Together with impressive performances by France's national team against Australia - when they trailed by only four points with 10 minutes to go - and New Zealand last autumn, it signals an overdue upturn for French league. This is a welcome boost for a sport that has a narrow international base and badly needs its traditional fourth force revitalised.

The cup draw has been unkind, sending UTC Perpignan to Wigan and Pia to Leeds on Friday night, although Toulouse will hope to beat Doncaster at home on Sunday.

But Robert Fassolette, leader of league pressure group Treize Actif, believes the results are less important than how they are achieved. "What is important is that our teams should play in a way that wins respect - which we have not always had in recent years - for French rugby league."

Credibility, he says, is vital. "Without that respect, it is very hard to make any impact on the media here."

Those international performances have led to improved television coverage this season and Fassolette suggests that Australian coach Mick Aldous's influence goes beyond that. "Talking to the players, they say that he has treated them very well and that this has given them greater confidence and they take this confidence back to their club teams."

Developments in rugby union have also been helpful. "People see [ex-league player] Jason Robinson playing for England and the influence of rugby league on the national rugby union team through the defence coach Dave Ellis, a league coach who won championships with Villeneuve, and they realise that rugby league is not a bad game."

There is a deep irony in union helping league. The battle between the codes has been bitter in France, its cause célèbre being league's suppression in 1941 by the Nazi-backed Vichy regime.

And a government inquiry into suppression secured by Treize Actif fell victim to France's rightward swing in 2002. "The report was ready, but there was no time before the change of government, and nothing has been seen since," says Fassolette.

Suppression had a lasting impact. Union clubs appropriated league property, the name "rugby" was lost, and a school sports curriculum, introduced in 1941 and still in operation today, excluded league and focused entirely on five sports: union, football, handball, volleyball and basketball.

Yet, relaunched as Jeu à Treize, French league enjoyed a postwar golden age. "There was a reaction against everything to do with Vichy, and the leading figures of the pre-war game had mostly survived and worked with great vigour to re-establish the game," says Fassolette.

Led by legendary full-back Puig Aubert, France won in Australia in 1951 then initiated, staged and was runner-up in the first World Cup in 1954.

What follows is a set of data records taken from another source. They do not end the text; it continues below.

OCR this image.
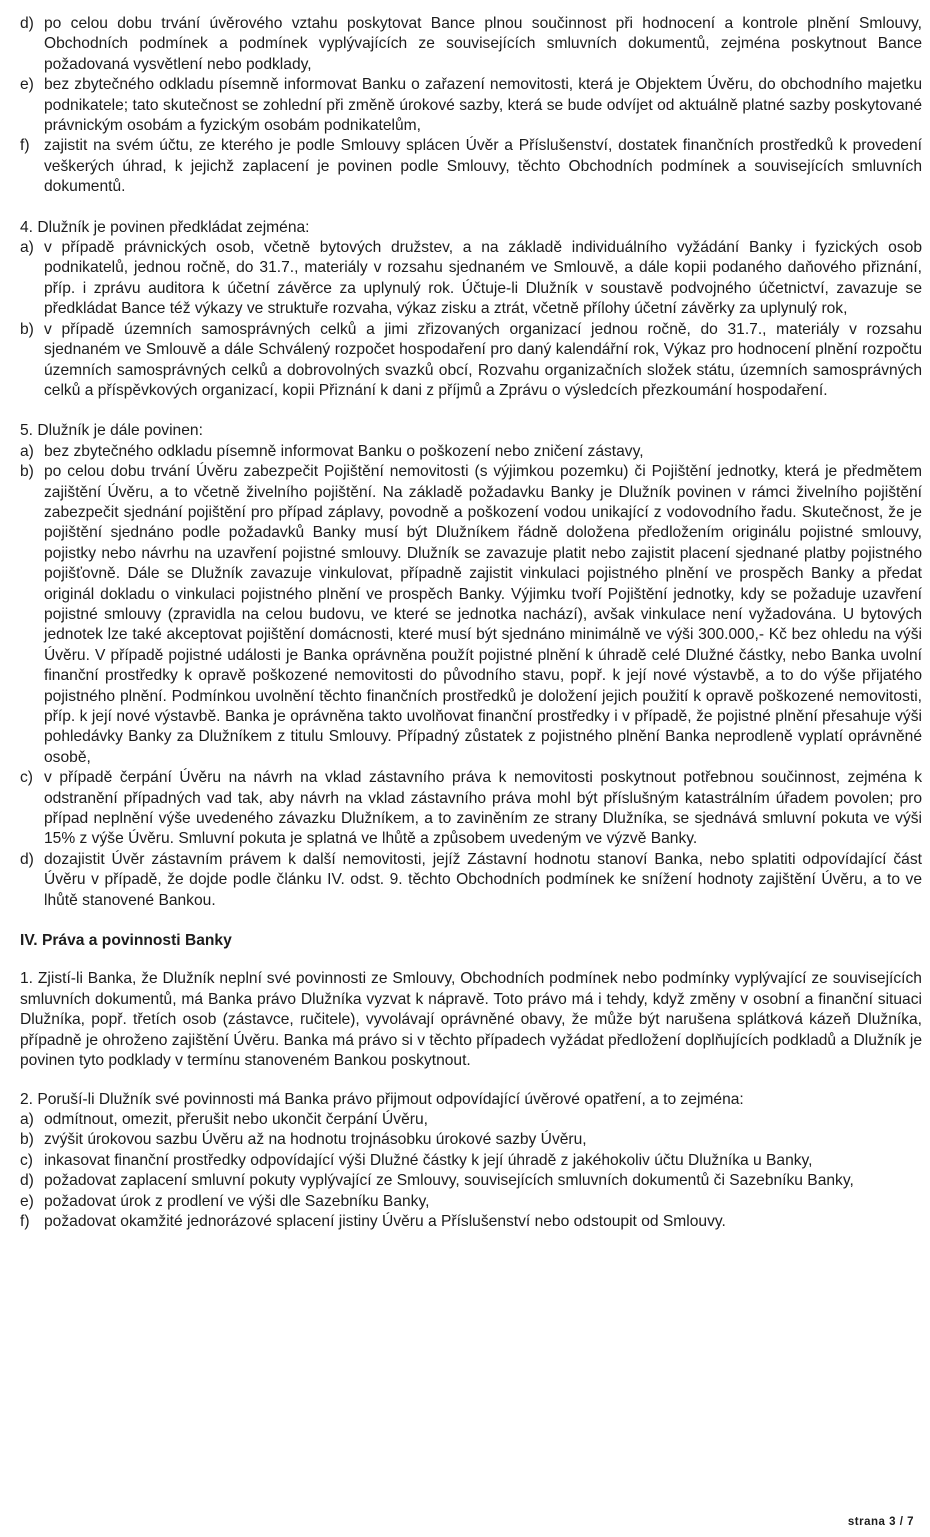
d) po celou dobu trvání úvěrového vztahu poskytovat Bance plnou součinnost při hodnocení a kontrole plnění Smlouvy, Obchodních podmínek a podmínek vyplývajících ze souvisejících smluvních dokumentů, zejména poskytnout Bance požadovaná vysvětlení nebo podklady,
e) bez zbytečného odkladu písemně informovat Banku o zařazení nemovitosti, která je Objektem Úvěru, do obchodního majetku podnikatele; tato skutečnost se zohlední při změně úrokové sazby, která se bude odvíjet od aktuálně platné sazby poskytované právnickým osobám a fyzickým osobám podnikatelům,
f) zajistit na svém účtu, ze kterého je podle Smlouvy splácen Úvěr a Příslušenství, dostatek finančních prostředků k provedení veškerých úhrad, k jejichž zaplacení je povinen podle Smlouvy, těchto Obchodních podmínek a souvisejících smluvních dokumentů.
4. Dlužník je povinen předkládat zejména:
a) v případě právnických osob, včetně bytových družstev, a na základě individuálního vyžádání Banky i fyzických osob podnikatelů, jednou ročně, do 31.7., materiály v rozsahu sjednaném ve Smlouvě, a dále kopii podaného daňového přiznání, příp. i zprávu auditora k účetní závěrce za uplynulý rok. Účtuje-li Dlužník v soustavě podvojného účetnictví, zavazuje se předkládat Bance též výkazy ve struktuře rozvaha, výkaz zisku a ztrát, včetně přílohy účetní závěrky za uplynulý rok,
b) v případě územních samosprávných celků a jimi zřizovaných organizací jednou ročně, do 31.7., materiály v rozsahu sjednaném ve Smlouvě a dále Schválený rozpočet hospodaření pro daný kalendářní rok, Výkaz pro hodnocení plnění rozpočtu územních samosprávných celků a dobrovolných svazků obcí, Rozvahu organizačních složek státu, územních samosprávných celků a příspěvkových organizací, kopii Přiznání k dani z příjmů a Zprávu o výsledcích přezkoumání hospodaření.
5. Dlužník je dále povinen:
a) bez zbytečného odkladu písemně informovat Banku o poškození nebo zničení zástavy,
b) po celou dobu trvání Úvěru zabezpečit Pojištění nemovitosti (s výjimkou pozemku) či Pojištění jednotky, která je předmětem zajištění Úvěru, a to včetně živelního pojištění. Na základě požadavku Banky je Dlužník povinen v rámci živelního pojištění zabezpečit sjednání pojištění pro případ záplavy, povodně a poškození vodou unikající z vodovodního řadu. Skutečnost, že je pojištění sjednáno podle požadavků Banky musí být Dlužníkem řádně doložena předložením originálu pojistné smlouvy, pojistky nebo návrhu na uzavření pojistné smlouvy. Dlužník se zavazuje platit nebo zajistit placení sjednané platby pojistného pojišťovně. Dále se Dlužník zavazuje vinkulovat, případně zajistit vinkulaci pojistného plnění ve prospěch Banky a předat originál dokladu o vinkulaci pojistného plnění ve prospěch Banky. Výjimku tvoří Pojištění jednotky, kdy se požaduje uzavření pojistné smlouvy (zpravidla na celou budovu, ve které se jednotka nachází), avšak vinkulace není vyžadována. U bytových jednotek lze také akceptovat pojištění domácnosti, které musí být sjednáno minimálně ve výši 300.000,- Kč bez ohledu na výši Úvěru. V případě pojistné události je Banka oprávněna použít pojistné plnění k úhradě celé Dlužné částky, nebo Banka uvolní finanční prostředky k opravě poškozené nemovitosti do původního stavu, popř. k její nové výstavbě, a to do výše přijatého pojistného plnění. Podmínkou uvolnění těchto finančních prostředků je doložení jejich použití k opravě poškozené nemovitosti, příp. k její nové výstavbě. Banka je oprávněna takto uvolňovat finanční prostředky i v případě, že pojistné plnění přesahuje výši pohledávky Banky za Dlužníkem z titulu Smlouvy. Případný zůstatek z pojistného plnění Banka neprodleně vyplatí oprávněné osobě,
c) v případě čerpání Úvěru na návrh na vklad zástavního práva k nemovitosti poskytnout potřebnou součinnost, zejména k odstranění případných vad tak, aby návrh na vklad zástavního práva mohl být příslušným katastrálním úřadem povolen; pro případ neplnění výše uvedeného závazku Dlužníkem, a to zaviněním ze strany Dlužníka, se sjednává smluvní pokuta ve výši 15% z výše Úvěru. Smluvní pokuta je splatná ve lhůtě a způsobem uvedeným ve výzvě Banky.
d) dozajistit Úvěr zástavním právem k další nemovitosti, jejíž Zástavní hodnotu stanoví Banka, nebo splatiti odpovídající část Úvěru v případě, že dojde podle článku IV. odst. 9. těchto Obchodních podmínek ke snížení hodnoty zajištění Úvěru, a to ve lhůtě stanovené Bankou.
IV. Práva a povinnosti Banky
1. Zjistí-li Banka, že Dlužník neplní své povinnosti ze Smlouvy, Obchodních podmínek nebo podmínky vyplývající ze souvisejících smluvních dokumentů, má Banka právo Dlužníka vyzvat k nápravě. Toto právo má i tehdy, když změny v osobní a finanční situaci Dlužníka, popř. třetích osob (zástavce, ručitele), vyvolávají oprávněné obavy, že může být narušena splátková kázeň Dlužníka, případně je ohroženo zajištění Úvěru. Banka má právo si v těchto případech vyžádat předložení doplňujících podkladů a Dlužník je povinen tyto podklady v termínu stanoveném Bankou poskytnout.
2. Poruší-li Dlužník své povinnosti má Banka právo přijmout odpovídající úvěrové opatření, a to zejména:
a) odmítnout, omezit, přerušit nebo ukončit čerpání Úvěru,
b) zvýšit úrokovou sazbu Úvěru až na hodnotu trojnásobku úrokové sazby Úvěru,
c) inkasovat finanční prostředky odpovídající výši Dlužné částky k její úhradě z jakéhokoliv účtu Dlužníka u Banky,
d) požadovat zaplacení smluvní pokuty vyplývající ze Smlouvy, souvisejících smluvních dokumentů či Sazebníku Banky,
e) požadovat úrok z prodlení ve výši dle Sazebníku Banky,
f) požadovat okamžité jednorázové splacení jistiny Úvěru a Příslušenství nebo odstoupit od Smlouvy.
strana 3 / 7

Particular interest this weekend focuses on UTC, who will enter Britain's Super League next season as Catalan Dragons, a name agreed this week.

Fassolette says: "Initially I thought Toulouse would be a better choice to represent France because of its size and economic possibilities, but now I think differently. Rugby league is built into local culture in Perpignan and the club is determined to build a cross-border Catalan identity. It will play some matches at Figueras [in Spain], which has a 25,000 capacity stadium."

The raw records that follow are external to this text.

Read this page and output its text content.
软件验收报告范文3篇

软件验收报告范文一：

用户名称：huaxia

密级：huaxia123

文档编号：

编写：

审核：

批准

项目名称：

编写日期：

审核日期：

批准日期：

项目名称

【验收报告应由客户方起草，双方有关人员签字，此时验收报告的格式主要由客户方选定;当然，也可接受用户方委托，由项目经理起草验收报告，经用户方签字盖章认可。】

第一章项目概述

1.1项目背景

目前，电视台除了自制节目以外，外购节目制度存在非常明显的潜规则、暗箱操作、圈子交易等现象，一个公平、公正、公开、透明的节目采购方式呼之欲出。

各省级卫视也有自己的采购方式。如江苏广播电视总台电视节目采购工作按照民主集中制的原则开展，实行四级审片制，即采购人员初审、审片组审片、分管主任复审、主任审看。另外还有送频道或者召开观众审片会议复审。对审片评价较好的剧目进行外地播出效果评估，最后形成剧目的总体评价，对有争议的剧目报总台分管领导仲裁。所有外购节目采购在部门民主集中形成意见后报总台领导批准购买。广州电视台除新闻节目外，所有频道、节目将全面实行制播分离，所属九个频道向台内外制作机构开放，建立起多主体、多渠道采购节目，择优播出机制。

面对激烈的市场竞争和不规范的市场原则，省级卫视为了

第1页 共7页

Already close to Super League standard, UTC have beaten Hull Kingston Rovers, a strong Division One club, in consecutive Challenge Cups. They will combine French talent with high-class imports such as New Zealand scrum-half Stacey Jones.

"The game is secure in its strongholds, but this is our best chance since the failure of the Paris St Germain club in the 1990s - perhaps our last chance - to become a national force again," says Fassolette.